Annie has built the reputation of her catering business on quality, with an emphasis on carefully-sourced, seasonally-inspired ingredients. Whenever possible, produce is bought locally. She can provide meals in a wide price range, from a mini-continental breakfast of fresh fruit and assorted baked goodies to a formal dinner featuring Australian lamb chops with mint sauce for a large wedding party.
The Door County wedding of Matt Frick and his fiancée Sarah of Pewaukee, Wisconsin scheduled for September 18, 2010, planned months in advance, could easily have been a disaster when the wedding planner backed out just three weeks before the date.
After hastily checking other possibilities, the couple found Annie. “She really stepped up,” Matt says. “She was personable, professional, a really good person. Even with time short, she didn’t rush, but provided us with a great product at a very reasonable price. And she didn’t just do the dinner, she also organized the tent and table and chairs. We wouldn’t have changed a thing!”
And they didn’t. When the Fricks returned to Door County to celebrate their first anniversary, they asked Annie to prepare the same meal for them.
Top Shelf does a strong business in gift baskets, especially at Christmas and to visitors on fall getaways. Filled to order for special occasions like birthdays and anniversaries, they can be delivered locally or shipped anywhere in the country.

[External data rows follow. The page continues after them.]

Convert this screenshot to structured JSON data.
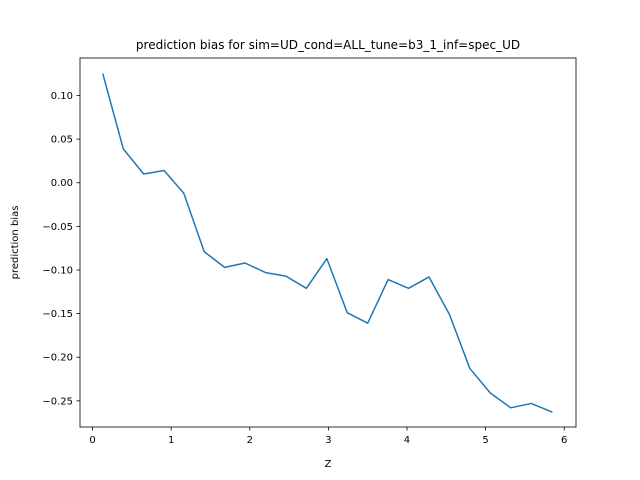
{
  "chart_data": {
    "type": "line",
    "title": "prediction bias for sim=UD_cond=ALL_tune=b3_1_inf=spec_UD",
    "xlabel": "Z",
    "ylabel": "prediction bias",
    "xlim": [
      -0.16,
      6.15
    ],
    "ylim": [
      -0.28,
      0.143
    ],
    "xticks": [
      0,
      1,
      2,
      3,
      4,
      5,
      6
    ],
    "xtick_labels": [
      "0",
      "1",
      "2",
      "3",
      "4",
      "5",
      "6"
    ],
    "yticks": [
      0.1,
      0.05,
      0.0,
      -0.05,
      -0.1,
      -0.15,
      -0.2,
      -0.25
    ],
    "ytick_labels": [
      "0.10",
      "0.05",
      "0.00",
      "−0.05",
      "−0.10",
      "−0.15",
      "−0.20",
      "−0.25"
    ],
    "grid": false,
    "series": [
      {
        "color": "#1f77b4",
        "x": [
          0.13,
          0.39,
          0.65,
          0.91,
          1.16,
          1.42,
          1.68,
          1.94,
          2.2,
          2.46,
          2.72,
          2.98,
          3.24,
          3.5,
          3.76,
          4.02,
          4.28,
          4.54,
          4.8,
          5.06,
          5.32,
          5.58,
          5.85
        ],
        "y": [
          0.125,
          0.039,
          0.01,
          0.014,
          -0.012,
          -0.079,
          -0.097,
          -0.092,
          -0.103,
          -0.107,
          -0.121,
          -0.087,
          -0.149,
          -0.161,
          -0.111,
          -0.121,
          -0.108,
          -0.151,
          -0.213,
          -0.241,
          -0.258,
          -0.253,
          -0.263
        ]
      }
    ]
  }
}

While one can’t find a head of lettuce or a box of Wheaties in this upscale shop, it does have many products offered at a supermarket. The difference is, rather than one or two kinds of olives, Top Shelf offers 11 varieties available with 11 different stuffings. Further, one can find dried mangoes, spanikopita (a traditional Greek spinach pie), or, for afternoon tea, triangles of albacore tuna in a light lemon wasabi sauce, topped with black and white sesame seeds.
Top Shelf is a fascinating place to browse, and it’s a disciplined soul, indeed, who can leave without a bag chockfull of unique edibles and potables.